Rethinking your data management
Most enterprises have invested in significant data infrastructure to extract, load, and store their data in tools such as data warehouses, data lakes based on Hadoop, and data marts. These data management and analytics platforms have been utilized to model data but have been typically implemented with a predefined and often rigid data model on partial sets of data. For example, enterprise data warehouses tend to be used for long-term storage and periodic operational analysis of historical data. Data lakes tend to be used in the research and development of new ways to look at new data, such as applying AI to social media or clickstreams of data. In both cases, the data in these platforms are not readily accessible by anyone outside of the IT organization. The same lack of self-service applies to the tools that are used to ingest data into these systems as well.
DevOps and DataOps are two different things, but what they have in common is that the tools had to change to facilitate real change to the process and culture. The same will be needed for DataOps – and like DevOps, we should expect that it will not be a single domino effect or straight line.
Think about the distinction we made above in stating that the enterprise data warehouse is involved with operational data and the data lake is involved with exploratory data. These are often seen as two separate data pipelines with separate tools, both often disintermediating the business because they don’t have self-service access. But the other issue is there is often not a consolidated data model that is understood and accessible for data sources nor a common catalog of data assets or analytic assets that are generated on the other side of the pipeline. In the future, for the DataOps process to truly make a difference for enterprises, this must change. Enterprise data warehouses and data lakes must be more accessible and tied to a common set of integration tools, a common enterprise-wide data model with catalogs of all assets and accessible by the cross-functional IT and business team.
In summary, DevOps may have spurred DataOps, but they are not one and the same. While there is overlap for IT and Development teams, the focus for DataOps is an entirely separate set of technology, and the data management platform components target a separate set of virtual team members for an entirely different mission: getting more value from the data for the business. There is a closed feedback loop to the applications, ensuring they leverage the data better to improve efficiencies and outcomes, but it’s centered on the data, not the applications and their infrastructure.

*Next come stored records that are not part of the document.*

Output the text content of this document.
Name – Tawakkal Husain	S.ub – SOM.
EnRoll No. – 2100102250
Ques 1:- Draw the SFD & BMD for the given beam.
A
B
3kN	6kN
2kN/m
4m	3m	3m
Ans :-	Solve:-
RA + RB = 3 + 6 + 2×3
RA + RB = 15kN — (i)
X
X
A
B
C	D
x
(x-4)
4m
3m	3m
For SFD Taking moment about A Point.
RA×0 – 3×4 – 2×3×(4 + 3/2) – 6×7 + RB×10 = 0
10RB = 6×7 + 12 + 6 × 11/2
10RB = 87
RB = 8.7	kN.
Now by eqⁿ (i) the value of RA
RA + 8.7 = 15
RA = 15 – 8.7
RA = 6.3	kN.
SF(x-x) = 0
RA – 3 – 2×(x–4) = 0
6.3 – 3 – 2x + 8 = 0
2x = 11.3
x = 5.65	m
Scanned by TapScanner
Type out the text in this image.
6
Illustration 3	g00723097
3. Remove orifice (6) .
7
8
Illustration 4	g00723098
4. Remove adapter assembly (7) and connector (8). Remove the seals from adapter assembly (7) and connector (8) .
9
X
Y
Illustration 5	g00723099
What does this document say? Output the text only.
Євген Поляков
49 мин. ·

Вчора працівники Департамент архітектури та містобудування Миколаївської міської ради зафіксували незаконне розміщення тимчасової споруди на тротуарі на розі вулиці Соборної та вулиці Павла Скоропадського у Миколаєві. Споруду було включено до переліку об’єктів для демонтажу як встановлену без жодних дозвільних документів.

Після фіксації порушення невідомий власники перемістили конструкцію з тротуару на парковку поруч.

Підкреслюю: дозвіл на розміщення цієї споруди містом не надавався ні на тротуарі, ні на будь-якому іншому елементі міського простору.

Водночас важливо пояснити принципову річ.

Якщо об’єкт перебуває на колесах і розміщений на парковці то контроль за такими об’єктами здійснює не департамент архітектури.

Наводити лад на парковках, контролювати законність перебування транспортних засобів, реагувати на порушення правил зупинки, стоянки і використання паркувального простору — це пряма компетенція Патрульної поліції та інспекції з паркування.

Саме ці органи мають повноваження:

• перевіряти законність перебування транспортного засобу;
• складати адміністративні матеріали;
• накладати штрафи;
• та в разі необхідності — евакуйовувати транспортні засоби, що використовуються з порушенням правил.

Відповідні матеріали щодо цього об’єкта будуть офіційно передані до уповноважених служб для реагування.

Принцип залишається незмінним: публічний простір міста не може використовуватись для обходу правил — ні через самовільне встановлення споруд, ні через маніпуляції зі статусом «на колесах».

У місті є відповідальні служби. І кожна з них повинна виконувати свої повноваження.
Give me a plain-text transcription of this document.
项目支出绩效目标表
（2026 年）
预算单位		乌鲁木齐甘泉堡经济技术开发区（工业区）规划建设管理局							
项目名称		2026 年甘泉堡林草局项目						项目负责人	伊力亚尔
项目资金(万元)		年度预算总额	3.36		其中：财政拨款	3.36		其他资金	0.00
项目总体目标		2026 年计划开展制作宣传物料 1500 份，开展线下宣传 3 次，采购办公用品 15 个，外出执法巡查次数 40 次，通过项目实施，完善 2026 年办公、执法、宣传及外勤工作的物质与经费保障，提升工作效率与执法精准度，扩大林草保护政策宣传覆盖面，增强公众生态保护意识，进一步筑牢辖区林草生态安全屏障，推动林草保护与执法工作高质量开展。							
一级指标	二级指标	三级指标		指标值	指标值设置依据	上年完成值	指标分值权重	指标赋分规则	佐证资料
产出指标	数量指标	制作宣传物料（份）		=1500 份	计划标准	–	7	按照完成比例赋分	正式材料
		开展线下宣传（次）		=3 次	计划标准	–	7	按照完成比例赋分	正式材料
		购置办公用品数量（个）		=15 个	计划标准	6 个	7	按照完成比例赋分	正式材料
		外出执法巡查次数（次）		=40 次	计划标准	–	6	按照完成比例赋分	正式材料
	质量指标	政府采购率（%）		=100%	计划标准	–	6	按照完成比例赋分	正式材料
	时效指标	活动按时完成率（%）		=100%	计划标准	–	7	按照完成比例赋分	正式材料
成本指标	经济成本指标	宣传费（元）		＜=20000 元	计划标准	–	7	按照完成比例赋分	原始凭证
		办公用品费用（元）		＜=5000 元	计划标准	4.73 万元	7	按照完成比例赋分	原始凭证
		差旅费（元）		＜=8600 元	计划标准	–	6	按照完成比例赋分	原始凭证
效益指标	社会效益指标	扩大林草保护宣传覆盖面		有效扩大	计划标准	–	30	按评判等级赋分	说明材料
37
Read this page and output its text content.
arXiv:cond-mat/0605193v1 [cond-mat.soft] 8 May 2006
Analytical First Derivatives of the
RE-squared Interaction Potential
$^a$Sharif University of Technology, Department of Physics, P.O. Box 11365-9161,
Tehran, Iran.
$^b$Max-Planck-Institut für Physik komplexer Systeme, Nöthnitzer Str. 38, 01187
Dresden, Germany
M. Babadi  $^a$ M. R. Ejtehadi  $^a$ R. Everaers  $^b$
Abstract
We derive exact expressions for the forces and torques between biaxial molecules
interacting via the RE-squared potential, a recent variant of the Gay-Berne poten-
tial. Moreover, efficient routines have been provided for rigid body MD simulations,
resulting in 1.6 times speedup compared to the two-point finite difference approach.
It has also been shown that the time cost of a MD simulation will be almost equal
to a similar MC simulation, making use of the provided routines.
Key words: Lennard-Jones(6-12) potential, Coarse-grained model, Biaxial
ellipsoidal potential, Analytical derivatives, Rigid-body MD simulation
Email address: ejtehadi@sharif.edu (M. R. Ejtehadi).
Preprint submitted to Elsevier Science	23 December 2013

The technological revolution is creating unprecedented opportunities to move forward leveraging data. By analyzing and acting on the data that powers modern business, there is value in every dimension of our organizations. As is the case with every transformation, the benefits of building an integrated, self-service analytics environment will be realized by “users” rather than IT. For the data science and analytics staff to be successful, they must be exposed to all the necessary technology and processes to support the effective use of data. Leveraging the power of data science, business leaders can achieve operational excellence and compete effectively against the growing wave of competitors. DataOps creates a culture and process with the right technology to make that happen.